|
Jangan coba-coba membekali diri dengan pisau bikinan Teddy.
Bisa-bisa Anda terkena razia senjata tajam di jalan. Ia bukan
sejenis pisau dapur meski bisa untuk memotong sayur. Tak tanggung-tanggung,
pelanggannya Special Force atau pasukan khusus dari Amerika Serikat,
Yordania, dan juga Kopassus TNI AD. Tapi Anda akan aman-aman saja
kalau menyimpannya sebagai benda koleksi seperti para peminat
pribadi asal Spanyol, Prancis, Belanda, dan Indonesia sendiri.
|
|
Tentu bukan tanpa sebab kalau pelbagai jenis pisau keluaran bengkel
kerja Teddy Sutadi Kardin (45) di Hegarmanah, Bandung, ini sanggup
menusuk dan menembus pasar internasional. Simak saja tuturan Miguel
Carillo Diaz, salah seorang pelanggannya asal Canary Islands,
dekat Maroko, "Belati Fairbairn yang baru saja saya terima
kualitasnya lebih tinggi dibandingkan dengan belati sejenis yang
biasa saya lihat di toko-toko pisau di beberapa negara, di antaranya
buatan Sheffield, Inggris, yang khusus untuk serdadu Inggris.
Tapi buatan Anda lebih baik."
Selain mutu yang lebih baik, atau setidaknya sejajar, daya saing
lainnya didorong oleh harganya yang jauh lebih murah daripada
produk pisau luar negeri.

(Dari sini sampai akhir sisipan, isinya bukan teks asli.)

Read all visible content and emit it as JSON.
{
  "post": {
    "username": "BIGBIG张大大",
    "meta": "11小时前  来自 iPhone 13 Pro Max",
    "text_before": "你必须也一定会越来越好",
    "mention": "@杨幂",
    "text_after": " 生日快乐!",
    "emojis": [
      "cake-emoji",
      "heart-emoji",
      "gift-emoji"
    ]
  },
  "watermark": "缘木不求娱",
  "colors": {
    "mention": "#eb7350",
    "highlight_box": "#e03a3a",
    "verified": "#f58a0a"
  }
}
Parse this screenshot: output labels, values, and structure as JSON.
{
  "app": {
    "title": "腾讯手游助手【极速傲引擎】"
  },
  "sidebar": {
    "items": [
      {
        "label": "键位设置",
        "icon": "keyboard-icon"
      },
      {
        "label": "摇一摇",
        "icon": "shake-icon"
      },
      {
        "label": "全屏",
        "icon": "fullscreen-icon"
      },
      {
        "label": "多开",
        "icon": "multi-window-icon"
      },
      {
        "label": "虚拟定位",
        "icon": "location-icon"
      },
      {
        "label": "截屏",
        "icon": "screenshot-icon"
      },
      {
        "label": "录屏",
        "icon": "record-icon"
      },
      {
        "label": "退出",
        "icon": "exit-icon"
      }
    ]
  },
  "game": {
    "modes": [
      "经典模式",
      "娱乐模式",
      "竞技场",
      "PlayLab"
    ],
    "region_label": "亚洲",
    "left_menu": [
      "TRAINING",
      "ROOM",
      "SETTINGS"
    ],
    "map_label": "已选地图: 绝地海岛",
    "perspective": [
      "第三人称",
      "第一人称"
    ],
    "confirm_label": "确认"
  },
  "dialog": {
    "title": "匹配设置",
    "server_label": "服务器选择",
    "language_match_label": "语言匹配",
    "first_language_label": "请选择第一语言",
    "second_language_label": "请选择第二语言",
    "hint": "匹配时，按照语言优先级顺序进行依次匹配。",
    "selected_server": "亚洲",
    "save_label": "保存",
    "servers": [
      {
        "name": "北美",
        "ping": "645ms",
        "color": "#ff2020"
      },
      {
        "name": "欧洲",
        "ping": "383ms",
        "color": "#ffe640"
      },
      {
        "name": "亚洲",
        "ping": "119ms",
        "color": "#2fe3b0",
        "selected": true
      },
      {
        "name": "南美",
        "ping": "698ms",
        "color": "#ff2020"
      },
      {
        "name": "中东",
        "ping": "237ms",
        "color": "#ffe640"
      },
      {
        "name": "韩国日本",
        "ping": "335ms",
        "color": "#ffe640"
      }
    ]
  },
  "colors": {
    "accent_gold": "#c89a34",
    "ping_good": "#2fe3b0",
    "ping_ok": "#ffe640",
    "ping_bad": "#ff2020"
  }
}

Ambil contoh saja, pisau Damaskus style
harganya sekitar AS $ 2.000, sementara benda tajam sejenis produksi
Hegarmanah Rp 600.000,-.
Hingga kini sudah sekitar 50 desain pisau yang berkelebat meluncur
dari bengkel kerjanya di lereng sebuah bukit tak jauh dari rumah
Teddy. Kebanyakan dari jenis skinner atau bowie
yang tergolong pisau komersial. Sisanya dari jenis tusuk macam
belati atau pisau komando, dan jenis tebas seperti golok.
Gara-gara musibah
Kalau ditarik ke masa beberapa tahun lalu, akan tampak benang
merah perjalanan Teddy menebas jalan untuk menekuni dunia pembuatan
dan bisnis perpisauannya. Sebagai seorang geolog lapangan, bukan
satu dua bulan ia harus tinggal di tengah hutan. Bahkan dalam
setahun bisa delapan bulan ia menjadi penghuni hutan untuk melakukan
survai menemukan sumber minyak. Tak hanya hutan di Sumatra atau
Kalimantan tetapi juga, "Dari Aceh sampai Irian Jaya saya
singgahi," kenang pria kelahiran Kota Kembang ini.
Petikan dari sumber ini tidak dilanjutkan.